Housing affordability measures in the 2017 federal budget are unlikely to do much to cool Australia’s record property prices, says Moody’s.
The ratings agency says the measures are also unlikely to have an immediate impact on the latent risks in the housing market as people go into more debt to finance home purchases.
“Specifically, while the measures over time could improve housing affordability through an increase in the housing stock, they are unlikely to address record high house prices and household leverage at a time of weak wage growth,” says Moody’s in analysis of the budget.
House prices have been booming with record low interest rates. According to the latest numbers, Sydney and Melbourne property markets rose by more than 20% over the last year.
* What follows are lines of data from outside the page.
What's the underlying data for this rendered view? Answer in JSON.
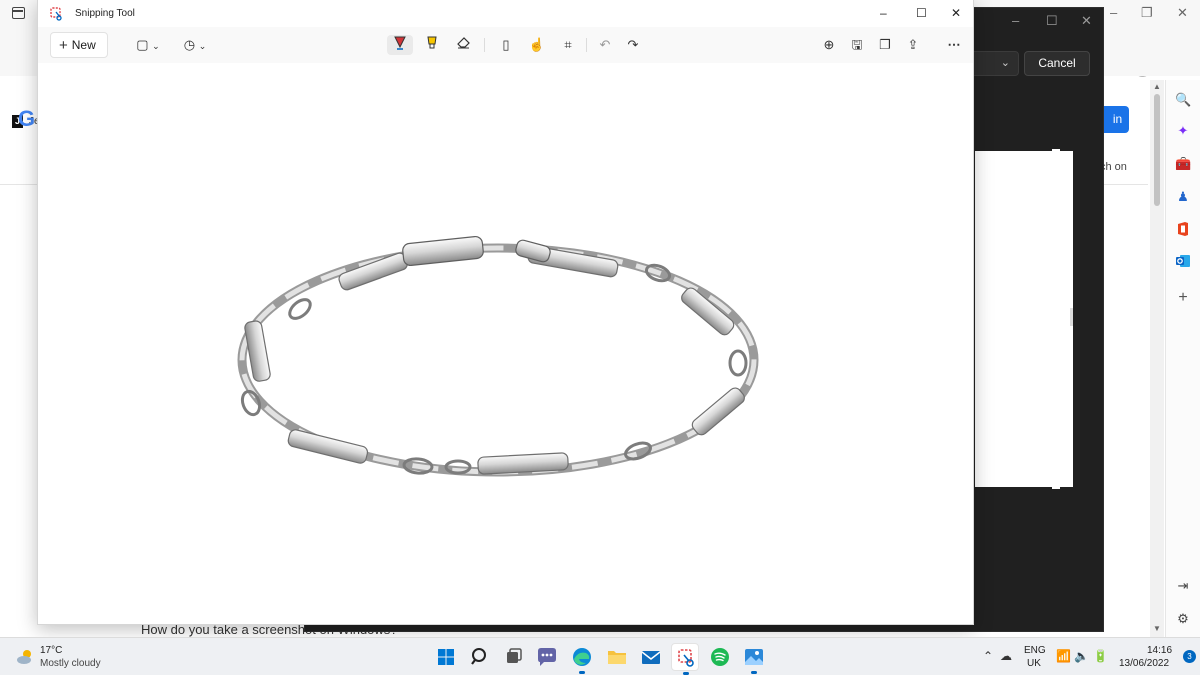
{
  "browser": {
    "bookmark_label": "Je",
    "bookmark_badge": "J",
    "google_letter": "G",
    "signin_label": "in",
    "search_snippet": "ch on",
    "article_text": "How do you take a screenshot on Windows?"
  },
  "dialog": {
    "cancel_label": "Cancel"
  },
  "snipping_tool": {
    "title": "Snipping Tool",
    "new_label": "New",
    "colors": {
      "pen_red": "#d13438",
      "highlighter_yellow": "#f7c600",
      "accent": "#0067c0"
    }
  },
  "taskbar": {
    "weather": {
      "temp": "17°C",
      "condition": "Mostly cloudy"
    },
    "lang": {
      "line1": "ENG",
      "line2": "UK"
    },
    "clock": {
      "time": "14:16",
      "date": "13/06/2022"
    },
    "notification_count": "3",
    "apps": [
      "start-icon",
      "search-icon",
      "task-view-icon",
      "teams-icon",
      "edge-icon",
      "file-explorer-icon",
      "mail-icon",
      "snipping-tool-icon",
      "spotify-icon",
      "photos-icon"
    ]
  }
}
Among the housing affordability measures, the federal government has introduced a tax-effective savings scheme for first home buyers, cut some of the perks from negative gearing and made it more attractive for older Australians to downsize.
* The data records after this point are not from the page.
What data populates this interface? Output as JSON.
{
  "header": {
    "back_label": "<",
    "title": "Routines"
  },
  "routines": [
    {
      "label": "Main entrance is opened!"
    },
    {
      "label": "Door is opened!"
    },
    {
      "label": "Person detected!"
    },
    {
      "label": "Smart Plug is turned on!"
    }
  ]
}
The budget will also have an impact on the banks. The big four — Commonwealth, Westpac, ANZ and NAB — plus Macquarie have been hit with a new tax announced in the budget.
Moody’s says the bank levy, raising $6.2 billion over four years to help repair a hole in the budget, will impact the profits of the major banks.
“Australian banks earnings and profit growth are facing multiple headwinds from moderate credit growth, low interest rates, strong price competition for new business, rising capital requirements and the potential for rising credit costs,” says Moody’s.
“The bank deposit levy announced by the government as part of its federal budget measures will place further pressure on bank profits.”
At the same time, other measures in the budget could restrict the ease with which the financial impact of the levy could be passed on to bank customers, inhibiting the traditionally strong pricing power that has been a feature of the system’s major banks.
Moody’s says the impetus for a royal commission into the banking system is likely to ease following the announcement that the government will legislate for a new Banking Executive Accountability Regime.
Senior bank executives will now be registered with the financial regulator APRA. If in breach, they can be deregistered and disqualified from holding executive positions, and be stripped of their bonuses.
“This, along with the establishment of the announcement of Australian Financial Complaints Authority (AFCA) as dispute resolution mechanism, will likely moderate the political momentum for a Royal Commission,” says Moody’s.